On the other hand, the matter of verifying the signatures in time may be a significant issue. The controlling statute here is Section 3.005, subsection (c) of the Elections Code, which reads “For an election to be held on the date of the general election for state and county officers, the election shall be ordered not later than the 70th day before election day.” That’s August 24 in this case, which makes it the deadline for Anna Russell to say whether or not Team Kubosh has met the threshold. Kubosh’s claims about the light rail and same-sex benefits referenda are irrelevant, because Subsection (c) was added to the code in 2005. Prior to that, the deadline was 62 days before an election, which given that Election Day can be as late as November 8 meant a drop-dead date as late as September 7.

Actually, the effective deadline in this case is even earlier than the 24th.
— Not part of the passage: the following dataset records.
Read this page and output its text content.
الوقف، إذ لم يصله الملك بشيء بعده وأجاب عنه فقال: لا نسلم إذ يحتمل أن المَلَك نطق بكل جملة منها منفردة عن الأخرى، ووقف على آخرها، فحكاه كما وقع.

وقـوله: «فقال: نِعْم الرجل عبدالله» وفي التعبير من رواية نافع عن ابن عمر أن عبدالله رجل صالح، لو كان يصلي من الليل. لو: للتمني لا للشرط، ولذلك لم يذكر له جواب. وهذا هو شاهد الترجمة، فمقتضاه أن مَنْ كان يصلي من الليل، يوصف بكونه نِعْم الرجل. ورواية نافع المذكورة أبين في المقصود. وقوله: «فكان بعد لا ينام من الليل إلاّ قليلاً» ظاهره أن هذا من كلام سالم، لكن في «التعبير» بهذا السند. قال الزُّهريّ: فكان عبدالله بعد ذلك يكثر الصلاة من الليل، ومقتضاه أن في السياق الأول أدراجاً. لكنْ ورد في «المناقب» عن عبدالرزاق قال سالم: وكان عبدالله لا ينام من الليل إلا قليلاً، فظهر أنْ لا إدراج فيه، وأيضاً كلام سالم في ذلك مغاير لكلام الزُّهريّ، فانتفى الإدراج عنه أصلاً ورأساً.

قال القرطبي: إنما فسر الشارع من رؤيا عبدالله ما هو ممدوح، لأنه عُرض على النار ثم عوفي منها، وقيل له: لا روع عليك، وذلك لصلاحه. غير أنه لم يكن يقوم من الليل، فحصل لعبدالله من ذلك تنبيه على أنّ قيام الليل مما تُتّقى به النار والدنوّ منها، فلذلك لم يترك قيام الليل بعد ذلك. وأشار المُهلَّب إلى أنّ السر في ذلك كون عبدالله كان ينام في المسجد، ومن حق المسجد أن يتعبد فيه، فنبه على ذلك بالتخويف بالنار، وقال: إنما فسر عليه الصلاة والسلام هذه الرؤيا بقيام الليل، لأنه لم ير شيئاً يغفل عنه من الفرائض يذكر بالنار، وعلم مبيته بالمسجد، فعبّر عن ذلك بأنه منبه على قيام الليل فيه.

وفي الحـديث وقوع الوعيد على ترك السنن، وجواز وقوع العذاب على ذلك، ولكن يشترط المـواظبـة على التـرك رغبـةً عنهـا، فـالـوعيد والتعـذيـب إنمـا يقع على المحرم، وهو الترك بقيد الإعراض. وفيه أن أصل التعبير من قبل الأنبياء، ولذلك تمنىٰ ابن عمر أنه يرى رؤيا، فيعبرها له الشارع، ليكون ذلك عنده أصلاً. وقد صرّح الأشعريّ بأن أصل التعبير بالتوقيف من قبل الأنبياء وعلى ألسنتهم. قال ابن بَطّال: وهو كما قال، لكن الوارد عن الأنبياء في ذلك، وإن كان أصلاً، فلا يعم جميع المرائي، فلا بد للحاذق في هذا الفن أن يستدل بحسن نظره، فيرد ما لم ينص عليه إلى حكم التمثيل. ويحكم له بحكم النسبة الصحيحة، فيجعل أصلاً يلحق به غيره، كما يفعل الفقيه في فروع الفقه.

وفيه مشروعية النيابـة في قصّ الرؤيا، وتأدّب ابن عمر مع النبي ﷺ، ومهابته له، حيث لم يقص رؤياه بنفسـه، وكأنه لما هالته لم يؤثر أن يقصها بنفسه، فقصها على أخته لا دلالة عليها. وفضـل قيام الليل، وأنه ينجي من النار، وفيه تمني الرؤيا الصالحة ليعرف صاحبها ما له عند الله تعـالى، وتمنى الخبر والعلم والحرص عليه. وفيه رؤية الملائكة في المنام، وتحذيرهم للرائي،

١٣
As Jim McGrath of Keep Houston Safe reminded me in an email, Council must authorize the referendum for the ballot, and the last Council meeting before the deadline is August 18. (It’s not on Council’s agenda for today.) That ain’t a lot of time to get the job done.

My take on this, therefore, is that it will come down to whether or not Russell certifies the signatures in time, assuming there are in fact enough valid ones. One presumes, given the Renew Houston example, that she will be examining each signature and not using statistical sampling, which she has the discretion to do but is not required to do. (It’s not clear to me she could do it in the six working days she has before the 18th even if she did use sampling.) I expect Kubosh to wail and gnash his teeth about this, and I won’t be surprised to see it come before a judge as well, but if so I expect he’ll lose just as Carole Keeton Strayhorn did back in 2006. Mary Benton has more.

Finally, you may have noticed at the end of the story a reference to an updated red light camera study that shows collisions have in fact decreased at red light-enabled intersections, which contradicts the initial study, done by the same authors. I will deal with that in a subsequent post.